By STEVEN HERBERT
City News Service
Backers of an initiative that would divide California into six states will gather signatures at 143 locations throughout the state today and Sunday in an attempt to put the measure on the November 2016 ballot.
“California has grown ungovernable — be it Arnold Schwarzenegger or Jerry Brown as governor — (and) the problems we face are too ingrained to be fixed in Sacramento,” Anna Morris of Six Californias told City News Service.
“We need to reboot and the Six Californias initiative would bring government much closer to the people.”
Venture capitalist Tim Draper said he wrote the initiative because he “wanted people to have a choice, to be local to their state government and to be able to get a refresh so that schools, streets and waterways could improve, poverty would decrease and businesses would want to keep jobs here.”
Joe Rodota, a co-founder of OneCalifornia, a committee opposing the initiative, said “it has negative implications that could cost California’s businesses and taxpayers tens of billions of dollars.”
Rodota estimated the cost of documenting and dividing the assets and liabilities of California into six pieces would cost billions of dollars and take decades.
“That would be the greatest single misuse of time and money in the history of California,” said Rodota, a cabinet secretary under then-Gov.
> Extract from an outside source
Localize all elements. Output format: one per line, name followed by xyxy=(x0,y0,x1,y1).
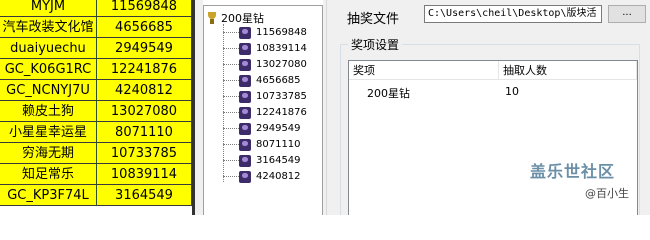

Pete Wilson.
Rodota said effects of splitting the state would include forcing families with children attending a University of California campus that is not in the new state which they would be assigned to pay out-of-state tuition and businesses having to file multiple state income tax returns if they had operations and employees in various states that were previously all part of California.
If voters approve the Six Californias initiative and Congress agrees to admit five new states, West California would consist of Los Angeles, Ventura, Santa Barbara and San Luis Obispo counties.
South California would consist of Orange, Riverside, San Diego, San Bernardino and Imperial counties.
The eight coastal and adjacent counties from Monterey County to San Francisco would form Silicon Valley.
The 14 inland counties from Kern to San Joaquin, Calaveras and Alpine would form Central California.
The 13 counties from the Pacific Ocean to the Nevada border from Marin and Sonoma counties to Sierra, Nevada, Placer and El Dorado counties would form North California.
The state’s 14 northernmost counties would form the state of Jefferson, taking the name from the proposed state under a short-lived 1941 effort that would have combined California’s Del Norte, Siskiyou and Modoc counties with four in Oregon.
(County voters could approve reassignment to a different new state if the second state approves.)
The initiative’s backers need to submit valid signatures from 807,615 registered voters — 8 percent of the total votes cast for governor in the 2010 general election — by July 18 to qualify the measure for the November 2016 ballot, according to the Secretary of State’s Office.
“We are well on our way to getting there,” Morris said.
The locations of the signature-gathering sites can be found on the initiative’s website, sixcalifornias.info.